If the party defeat the flesh golem, the headless horseman silently draws his rapier, narrow blade glimmering in the moonlight, and says, “I vowed with my final breath that I would not rest until the last Hester was slain. I mean to keep that promise. On guard!”
He wields the blade with near-demonic mastery, attacking like lightning, his movements lithe, his footwork swift and ceaseless. Throughout the battle, he will offer to spare the party if they agree to leave and never return to Hester, reiterating that his quarrel lies not with them. Each time they refuse, he increases the ferocity of his attacks, and the fog that encircles the battle ground draws nearer.
The Sacrifice (Optional)
If the party is at risk of being slain by the headless horseman, or if the game master sees fit, a cloaked figure will arrive on horseback during the fight. Removing its hood, the figure reveals itself as a young woman, raven-black hair long and flowing. She will address the horseman by name, stopping him cold in his tracks: “Jon – Jon Carver! Cease this attack! Your conflict is not with them – it is with me.”
The woman dismounts and approaches the party, the fog shrinking from her confident stride. “I will no longer stand by while the innocent fall to your blade, Jon. You have made your vow, now keep it! I, Brynne Hester, am the last of the Hester line. End it now, and free my people from your reign of terror.”

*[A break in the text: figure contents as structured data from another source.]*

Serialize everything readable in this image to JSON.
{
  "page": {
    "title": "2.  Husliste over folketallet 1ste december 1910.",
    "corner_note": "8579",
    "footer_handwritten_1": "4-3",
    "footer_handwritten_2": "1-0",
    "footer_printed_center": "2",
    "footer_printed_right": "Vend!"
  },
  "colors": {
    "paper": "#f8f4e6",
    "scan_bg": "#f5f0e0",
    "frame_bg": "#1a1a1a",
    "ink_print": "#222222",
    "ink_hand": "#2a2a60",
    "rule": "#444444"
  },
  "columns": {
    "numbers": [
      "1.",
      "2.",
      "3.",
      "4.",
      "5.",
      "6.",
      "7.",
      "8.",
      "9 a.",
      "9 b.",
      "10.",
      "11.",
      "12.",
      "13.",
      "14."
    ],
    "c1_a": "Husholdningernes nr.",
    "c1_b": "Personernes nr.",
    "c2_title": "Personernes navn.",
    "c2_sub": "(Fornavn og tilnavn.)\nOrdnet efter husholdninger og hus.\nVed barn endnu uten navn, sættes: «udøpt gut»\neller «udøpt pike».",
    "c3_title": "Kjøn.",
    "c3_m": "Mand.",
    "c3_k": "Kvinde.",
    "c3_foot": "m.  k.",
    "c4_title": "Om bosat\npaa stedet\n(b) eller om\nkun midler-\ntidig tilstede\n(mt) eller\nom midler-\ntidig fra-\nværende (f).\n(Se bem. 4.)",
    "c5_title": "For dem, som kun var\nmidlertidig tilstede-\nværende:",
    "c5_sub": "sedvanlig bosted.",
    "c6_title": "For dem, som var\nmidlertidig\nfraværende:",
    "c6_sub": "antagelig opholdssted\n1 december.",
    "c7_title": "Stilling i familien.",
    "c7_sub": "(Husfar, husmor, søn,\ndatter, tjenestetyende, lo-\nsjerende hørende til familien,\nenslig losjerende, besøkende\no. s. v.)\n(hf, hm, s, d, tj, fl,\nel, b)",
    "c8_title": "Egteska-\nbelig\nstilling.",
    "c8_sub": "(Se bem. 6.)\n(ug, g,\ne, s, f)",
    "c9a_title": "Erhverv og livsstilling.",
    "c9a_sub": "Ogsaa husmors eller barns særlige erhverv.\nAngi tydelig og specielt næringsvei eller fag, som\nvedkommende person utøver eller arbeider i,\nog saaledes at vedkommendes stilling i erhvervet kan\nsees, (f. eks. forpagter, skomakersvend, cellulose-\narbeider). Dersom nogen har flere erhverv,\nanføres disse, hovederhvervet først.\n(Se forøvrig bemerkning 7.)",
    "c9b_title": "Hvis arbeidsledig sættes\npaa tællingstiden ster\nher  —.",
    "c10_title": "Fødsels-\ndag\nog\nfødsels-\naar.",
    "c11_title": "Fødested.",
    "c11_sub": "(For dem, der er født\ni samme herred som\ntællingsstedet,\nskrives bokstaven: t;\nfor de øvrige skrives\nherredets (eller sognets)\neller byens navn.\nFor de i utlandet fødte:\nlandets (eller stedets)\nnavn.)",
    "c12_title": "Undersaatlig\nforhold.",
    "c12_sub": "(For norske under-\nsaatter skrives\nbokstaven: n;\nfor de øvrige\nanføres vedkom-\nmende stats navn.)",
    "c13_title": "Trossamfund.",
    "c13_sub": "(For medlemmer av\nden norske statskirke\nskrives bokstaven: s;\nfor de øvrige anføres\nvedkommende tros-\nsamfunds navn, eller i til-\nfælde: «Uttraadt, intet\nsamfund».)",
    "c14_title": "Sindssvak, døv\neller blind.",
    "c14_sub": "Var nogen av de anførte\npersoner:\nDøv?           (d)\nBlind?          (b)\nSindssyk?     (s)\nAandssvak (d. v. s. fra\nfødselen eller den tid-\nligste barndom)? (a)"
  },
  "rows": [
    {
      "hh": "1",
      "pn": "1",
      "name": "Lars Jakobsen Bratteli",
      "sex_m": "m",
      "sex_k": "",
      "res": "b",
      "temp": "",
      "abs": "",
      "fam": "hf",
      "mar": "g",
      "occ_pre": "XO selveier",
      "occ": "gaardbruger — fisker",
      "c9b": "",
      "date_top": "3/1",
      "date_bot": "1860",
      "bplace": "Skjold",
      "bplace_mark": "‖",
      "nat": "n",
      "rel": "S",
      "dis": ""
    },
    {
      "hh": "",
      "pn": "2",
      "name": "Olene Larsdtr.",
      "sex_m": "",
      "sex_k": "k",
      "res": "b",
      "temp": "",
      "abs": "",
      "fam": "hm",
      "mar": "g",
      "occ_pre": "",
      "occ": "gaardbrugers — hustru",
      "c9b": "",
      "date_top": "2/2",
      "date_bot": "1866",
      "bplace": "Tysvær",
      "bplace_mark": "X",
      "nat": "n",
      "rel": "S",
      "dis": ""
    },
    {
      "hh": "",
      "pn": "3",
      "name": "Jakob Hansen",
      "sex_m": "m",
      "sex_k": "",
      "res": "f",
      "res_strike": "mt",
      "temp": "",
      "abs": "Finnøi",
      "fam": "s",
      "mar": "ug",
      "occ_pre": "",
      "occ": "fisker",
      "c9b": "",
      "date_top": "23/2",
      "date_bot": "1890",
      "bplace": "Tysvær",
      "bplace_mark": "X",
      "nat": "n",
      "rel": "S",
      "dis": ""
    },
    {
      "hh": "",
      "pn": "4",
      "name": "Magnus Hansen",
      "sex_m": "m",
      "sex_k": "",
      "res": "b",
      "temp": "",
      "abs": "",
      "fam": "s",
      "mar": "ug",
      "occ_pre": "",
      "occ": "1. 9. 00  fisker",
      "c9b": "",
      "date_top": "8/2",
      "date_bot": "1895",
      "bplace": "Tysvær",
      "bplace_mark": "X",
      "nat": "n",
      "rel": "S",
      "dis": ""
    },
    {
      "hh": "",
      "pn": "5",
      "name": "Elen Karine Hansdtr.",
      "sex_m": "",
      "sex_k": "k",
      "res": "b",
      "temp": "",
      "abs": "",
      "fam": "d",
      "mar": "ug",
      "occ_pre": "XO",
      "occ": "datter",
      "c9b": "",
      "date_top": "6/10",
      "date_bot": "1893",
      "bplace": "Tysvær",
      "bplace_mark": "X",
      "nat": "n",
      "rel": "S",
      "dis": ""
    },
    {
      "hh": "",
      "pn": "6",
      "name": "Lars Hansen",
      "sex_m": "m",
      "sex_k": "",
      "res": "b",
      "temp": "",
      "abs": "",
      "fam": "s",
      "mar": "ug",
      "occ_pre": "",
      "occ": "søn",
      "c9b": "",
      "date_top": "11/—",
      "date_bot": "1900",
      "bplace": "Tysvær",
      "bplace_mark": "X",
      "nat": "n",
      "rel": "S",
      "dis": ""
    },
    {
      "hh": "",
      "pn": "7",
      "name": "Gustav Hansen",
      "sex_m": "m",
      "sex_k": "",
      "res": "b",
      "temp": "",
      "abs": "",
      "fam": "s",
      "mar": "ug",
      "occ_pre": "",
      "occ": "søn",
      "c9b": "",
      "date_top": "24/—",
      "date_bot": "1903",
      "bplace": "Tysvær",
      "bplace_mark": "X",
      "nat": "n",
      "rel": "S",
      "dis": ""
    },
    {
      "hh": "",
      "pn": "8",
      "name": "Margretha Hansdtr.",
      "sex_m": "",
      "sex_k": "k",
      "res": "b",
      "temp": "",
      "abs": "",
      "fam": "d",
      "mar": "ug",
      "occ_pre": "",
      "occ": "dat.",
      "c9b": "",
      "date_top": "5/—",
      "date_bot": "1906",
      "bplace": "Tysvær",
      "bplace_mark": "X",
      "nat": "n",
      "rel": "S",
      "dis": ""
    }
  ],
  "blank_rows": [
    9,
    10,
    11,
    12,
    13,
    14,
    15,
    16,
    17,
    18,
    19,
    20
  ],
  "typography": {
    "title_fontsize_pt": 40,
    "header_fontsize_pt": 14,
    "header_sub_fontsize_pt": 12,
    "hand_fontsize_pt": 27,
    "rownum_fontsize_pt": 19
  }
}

Despite Brynne’s efforts, the party may wish to continue the fight – in that event, the horseman will focus only on Brynne, defending himself from their attacks while single-mindedly attempting to slay her (the horseman suffers a -2 toughness penalty, as he is distracted).
The horseman’s terror ends only when he or Brynne is slain. At that point, he will breathe a great sigh of relief, a gust of cold air that rustles every dying leaf on every gnarled branch in the Waymar, and disappear, leaving only his clothing behind.
If the party manages to slay the horseman, Brynne Hester will thank them tearfully, saying, “I have done what my father, and his father, and their fathers before them were unwilling to do – die so that others may live. But my bravery has been eclipsed by the courage of strangers. I am forever in your debt.”
As the group turns to leave, they hear the soft patter of bare feet. Dozens of young girls and women, rubbing their eyes and stumbling as though waking from a deep sleep, emerge from a nearby crumbling building, freed from the spell of the horseman. Brynne gasps in disbelief, and together, she and the party will lead the maidens back to Hester and return them to their families.
Optionally, Brynne may explain to the party why the horseman vowed to end the line of Hester:
Many generations prior, the village of Hester – led by patriarch Isaac Hester – attacked the horseman’s village, whose name has now been lost to time. He accused its people of witchcraft, blaming them for years of failed crops, disease, and hardship. The men were beheaded, the women burned at the stake. The horseman – Jon Carver – was the village patriarch, and the last to be put to death. With his dying breath, he cursed the Hesters, and swore his oath of destruction.